Joining a select list of only eight other companies worldwide, Formedix has been included in Cdisc's programme of Registered Solution Providers
Formedix, a supplier of standards-based electronic trial solutions for the pharmaceutical industry, is pleased to announce its inclusion in the Clinical Data Interchange Standards Consortium (Cdisc) list of Registered Solution Providers.
The Clinical Data Interchange Standards Consortium (Cdisc) is developing standard data models to define how data should be collected, exchanged and stored during and after clinical trials. As a service for organisations looking for assistance in implementing these data models, Cdisc has compiled a list of suppliers, Registered CDISC Solution Providers, (RCSP) whom they regard as qualified consultants, system integrators and subject matter experts.
Joining a list of only eight other RCSP companies worldwide, Formedix's in-house experts have over 15 years of data standards experience and are ideally placed to deliver a range of professional services to organisations considering the adoption of Cdisc data standards.
Mark Wheeldon, Formedix CEO, said: "As an active supporter of the Cdisc led drive for the global adoption of data standards in clinical trials, Formedix is delighted that Cdisc have added us to their list of preferred suppliers.
We are strongly convinced that the future of clinical data management lies in the industry wide adoption of clinical data standards and so in addition to developing a range of professional Cdisc consultancy and training services, all of our clinical trial software products have been carefully designed to meet Cdisc data standards".
The Cdisc data models can be split into four main categories: the Operational Data Model (ODM) has been developed to support the acquisition, interchange and archiving of operational data; the Submission Data Model (SDM) refers to the standard metadata models being developed to support the data flow from the operational database to regulatory submission.

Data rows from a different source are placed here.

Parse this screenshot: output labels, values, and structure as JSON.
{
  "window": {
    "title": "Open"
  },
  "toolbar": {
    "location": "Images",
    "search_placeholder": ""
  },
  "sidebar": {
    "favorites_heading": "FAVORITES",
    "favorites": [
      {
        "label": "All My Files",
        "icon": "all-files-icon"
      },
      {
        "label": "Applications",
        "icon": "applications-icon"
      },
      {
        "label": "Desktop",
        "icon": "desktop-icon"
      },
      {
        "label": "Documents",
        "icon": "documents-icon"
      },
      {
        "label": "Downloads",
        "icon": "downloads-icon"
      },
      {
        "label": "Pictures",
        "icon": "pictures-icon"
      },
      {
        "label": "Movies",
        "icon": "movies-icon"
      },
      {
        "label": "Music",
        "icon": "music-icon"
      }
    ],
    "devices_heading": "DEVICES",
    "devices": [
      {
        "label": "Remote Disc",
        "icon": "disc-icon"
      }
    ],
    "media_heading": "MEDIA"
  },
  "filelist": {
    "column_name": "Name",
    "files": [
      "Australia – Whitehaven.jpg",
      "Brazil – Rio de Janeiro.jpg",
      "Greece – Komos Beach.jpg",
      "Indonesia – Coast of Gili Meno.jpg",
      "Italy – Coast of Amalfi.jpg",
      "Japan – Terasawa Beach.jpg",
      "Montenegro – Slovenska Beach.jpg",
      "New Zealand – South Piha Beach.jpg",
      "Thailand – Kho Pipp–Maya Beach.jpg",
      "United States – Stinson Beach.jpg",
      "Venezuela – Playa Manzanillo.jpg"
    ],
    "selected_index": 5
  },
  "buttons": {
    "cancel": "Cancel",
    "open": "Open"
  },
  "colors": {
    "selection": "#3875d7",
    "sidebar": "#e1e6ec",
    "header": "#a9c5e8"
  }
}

There are also models covering exchange of laboratory information (the Lab model) and guidelines for the creation of statistical analysis data sets (the Adam model).
Wheeldon explained: "Formedix's lead product, Origin Study Modeller is a clinical trial authoring and specification tool based on Cdisc's operational Data model ODM.
It is the first commercially available multi-user tool that allows a study team to rapidly and collaboratively define the content and structure of their clinical databases and output these designs in the vendor neutral format of the ODM.
Its intuitive interfaces allow Cdisc newcomers and specialists alike to create and manage the specification of any clinical study and easily share it internally or with external partners.
"Furthermore the ability for more than one user to create content concurrently and for different trial role-players to visualise the clinical database in customised styles appropriate to their job function enables all trial personnel to work collaboratively and so reduce trial specification time." In addition to companies using the Cdisc data standards, in particular the ODM, to streamline the upfront specification of clinical trials, there is currently much interest surrounding the use of data standards to expedite the regulatory review and approval cycle for new drug applications.
In anticipation of completion of the imminent FDA guidance document on the use of the latest version of the Cdisc Submission Data Model (SDM), the race is on for vendors who can produce tools to implement this data model.